Approximation and Optimization for Neural Networks
In this talk, we consider new connections between the approximation and optimization of neural networks. Instead of relying on excessive over-parametrization to achieve zero training loss, we identify good minima by comparison with established approximation bounds.
Overview
Theoretically, neural networks have remarkable approximation properties, such as super-convergence for Sobolev smooth functions and dimension independent rates for Barron and related smoothness. Practically, it remains an open question to what extend the theoretical performance can be matched by available training algorithms. Optimization result prove that gradient descent achieves global minima. In the majority of the literature, these global minima are identified by zero training loss, possible due to severe over-parametrization.

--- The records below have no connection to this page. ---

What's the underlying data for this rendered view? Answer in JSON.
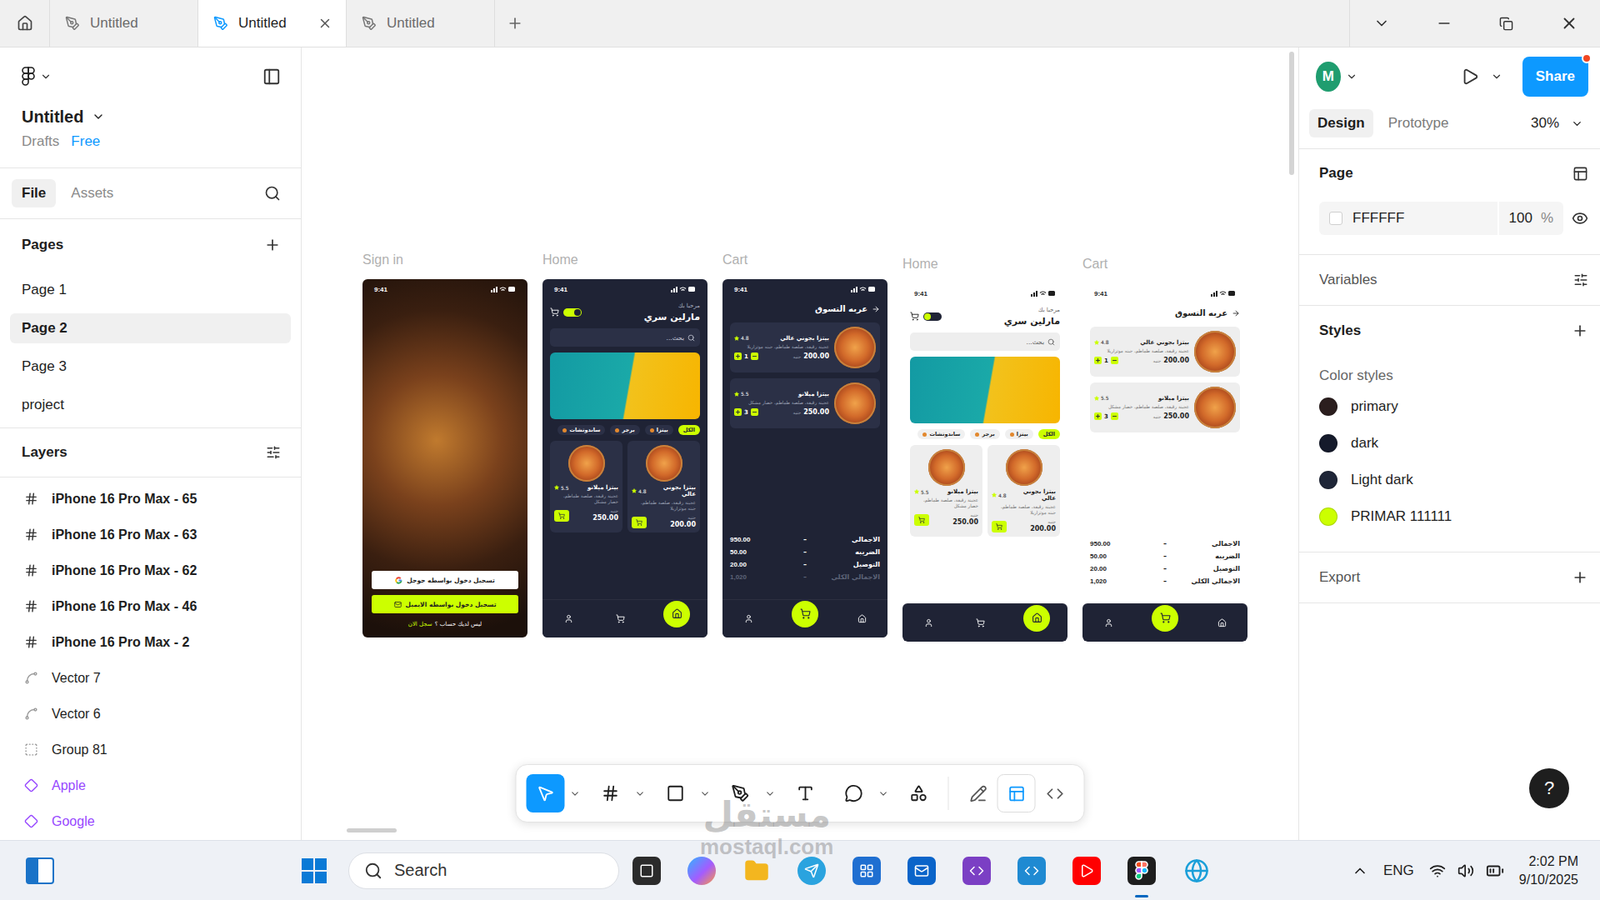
{
  "title_bar": {
    "tabs": [
      {
        "label": "Untitled",
        "selected": false
      },
      {
        "label": "Untitled",
        "selected": true
      },
      {
        "label": "Untitled",
        "selected": false
      }
    ]
  },
  "left_panel": {
    "file_name": "Untitled",
    "location": "Drafts",
    "plan": "Free",
    "tabs": [
      {
        "label": "File",
        "selected": true
      },
      {
        "label": "Assets",
        "selected": false
      }
    ],
    "pages_title": "Pages",
    "pages": [
      {
        "label": "Page 1",
        "selected": false
      },
      {
        "label": "Page 2",
        "selected": true
      },
      {
        "label": "Page 3",
        "selected": false
      },
      {
        "label": "project",
        "selected": false
      }
    ],
    "layers_title": "Layers",
    "layers": [
      {
        "name": "iPhone 16 Pro Max - 65",
        "kind": "frame"
      },
      {
        "name": "iPhone 16 Pro Max - 63",
        "kind": "frame"
      },
      {
        "name": "iPhone 16 Pro Max - 62",
        "kind": "frame"
      },
      {
        "name": "iPhone 16 Pro Max - 46",
        "kind": "frame"
      },
      {
        "name": "iPhone 16 Pro Max - 2",
        "kind": "frame"
      },
      {
        "name": "Vector 7",
        "kind": "vector"
      },
      {
        "name": "Vector 6",
        "kind": "vector"
      },
      {
        "name": "Group 81",
        "kind": "group"
      },
      {
        "name": "Apple",
        "kind": "component"
      },
      {
        "name": "Google",
        "kind": "component"
      }
    ]
  },
  "canvas": {
    "frames": [
      {
        "label": "Sign in",
        "screen": "sign_in",
        "theme": "dark"
      },
      {
        "label": "Home",
        "screen": "home",
        "theme": "dark",
        "toggle_on": true,
        "nav": [
          {
            "selected": false
          },
          {
            "selected": false
          },
          {
            "selected": true
          }
        ]
      },
      {
        "label": "Cart",
        "screen": "cart",
        "theme": "dark",
        "total_dimmed": true,
        "nav": [
          {
            "selected": false
          },
          {
            "selected": true
          },
          {
            "selected": false
          }
        ]
      },
      {
        "label": "Home",
        "screen": "home",
        "theme": "light",
        "toggle_on": false,
        "nav": [
          {
            "selected": false
          },
          {
            "selected": false
          },
          {
            "selected": true
          }
        ]
      },
      {
        "label": "Cart",
        "screen": "cart",
        "theme": "light",
        "total_dimmed": false,
        "nav": [
          {
            "selected": false
          },
          {
            "selected": true
          },
          {
            "selected": false
          }
        ]
      }
    ],
    "screens": {
      "status_time": "9:41",
      "sign_in": {
        "google": "تسجيل دخول بواسطه جوجل",
        "email": "تسجيل دخول بواسطه الايميل",
        "no_account": "ليس لديك حساب ؟",
        "register": "سجل الان"
      },
      "home": {
        "greeting": "مرحبا بك",
        "name": "مارلين سري",
        "search": "بحث...",
        "categories": [
          {
            "label": "الكل",
            "selected": true
          },
          {
            "label": "بيتزا",
            "selected": false
          },
          {
            "label": "برجر",
            "selected": false
          },
          {
            "label": "ساندوتشات",
            "selected": false
          }
        ],
        "products": [
          {
            "name": "بيتزا بجوني عالي",
            "rating": "4.8",
            "description": "عجينة رقيقة، صلصة طماطم، جبنه موتزاريلا",
            "currency": "جنيه",
            "price": "200.00"
          },
          {
            "name": "بيتزا ميلانو",
            "rating": "5.5",
            "description": "عجينة رقيقة، صلصة طماطم، خضار مشكل",
            "currency": "جنيه",
            "price": "250.00"
          }
        ]
      },
      "cart": {
        "title": "عربه التسوق",
        "items": [
          {
            "name": "بيتزا بجوني عالي",
            "rating": "4.8",
            "description": "عجينة رقيقة، صلصة طماطم، جبنه موتزاريلا",
            "quantity": "1",
            "currency": "جنيه",
            "price": "200.00"
          },
          {
            "name": "بيتزا ميلانو",
            "rating": "5.5",
            "description": "عجينة رقيقة، صلصة طماطم، خضار مشكل",
            "quantity": "3",
            "currency": "جنيه",
            "price": "250.00"
          }
        ],
        "separator": "–",
        "totals": [
          {
            "label": "الاجمالي",
            "value": "950.00",
            "grand": false
          },
          {
            "label": "الضريبه",
            "value": "50.00",
            "grand": false
          },
          {
            "label": "التوصيل",
            "value": "20.00",
            "grand": false
          },
          {
            "label": "الاجمالي الكلي",
            "value": "1,020",
            "grand": true
          }
        ]
      }
    },
    "toolbar": {
      "tools": [
        {
          "selected": true
        },
        {
          "selected": false
        },
        {
          "selected": false
        },
        {
          "selected": false
        },
        {
          "selected": false
        },
        {
          "selected": false
        },
        {
          "selected": false
        }
      ],
      "modes": [
        {
          "selected": false
        },
        {
          "selected": true
        },
        {
          "selected": false
        }
      ]
    }
  },
  "right_panel": {
    "avatar": "M",
    "share": "Share",
    "tabs": [
      {
        "label": "Design",
        "selected": true
      },
      {
        "label": "Prototype",
        "selected": false
      }
    ],
    "zoom": "30%",
    "page": {
      "title": "Page",
      "color": "FFFFFF",
      "opacity": "100",
      "unit": "%"
    },
    "variables": "Variables",
    "styles": "Styles",
    "color_styles_title": "Color styles",
    "color_styles": [
      {
        "name": "primary",
        "color": "#2b1e1e"
      },
      {
        "name": "dark",
        "color": "#151a2b"
      },
      {
        "name": "Light dark",
        "color": "#1f2638"
      },
      {
        "name": "PRIMAR 111111",
        "color": "#ccff00"
      }
    ],
    "export": "Export",
    "help": "?"
  },
  "taskbar": {
    "search": "Search",
    "language": "ENG",
    "time": "2:02 PM",
    "date": "9/10/2025",
    "apps": [
      {
        "selected": false
      },
      {
        "selected": false
      },
      {
        "selected": false
      },
      {
        "selected": false
      },
      {
        "selected": false
      },
      {
        "selected": false
      },
      {
        "selected": false
      },
      {
        "selected": false
      },
      {
        "selected": false
      },
      {
        "selected": true
      },
      {
        "selected": false
      }
    ]
  },
  "watermark": {
    "logo": "مستقل",
    "site": "mostaql.com"
  }
}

In this talk, we consider new connections between the approximation and optimization of neural networks. Instead of relying on excessive over-parametrization to achieve zero training loss, we identify good minima by comparison with established approximation bounds. In a landscape analysis under mean-field conditions, we prove that local optima show equidistribution behavior similar to adaptive mesh refinement in finite element methods. The equidistribution constants match Barron norms for shallow networks and allow us to propose generalizations of Barron smoothness for deep networks.
Presenters
Gritte Welper, Assistant Professor, Mathematics, University of Central Florida (UCF)
Brief Biography
Gerrit Welper is an assistant professor at the University of Central Florida. He earned his Ph.D. at RWTH Aachen and held postdoc positions in Texas A&M University and the University of Southern California.
He has worked on stable and adaptive methods for convection dominated PDEs. Later he constructed efficient reduced order models for parametric hyperbolic problems with shocks. More recently, his work is focused on the mathematical foundations of neural networks, in particular the interplay between approximation and optimization theory.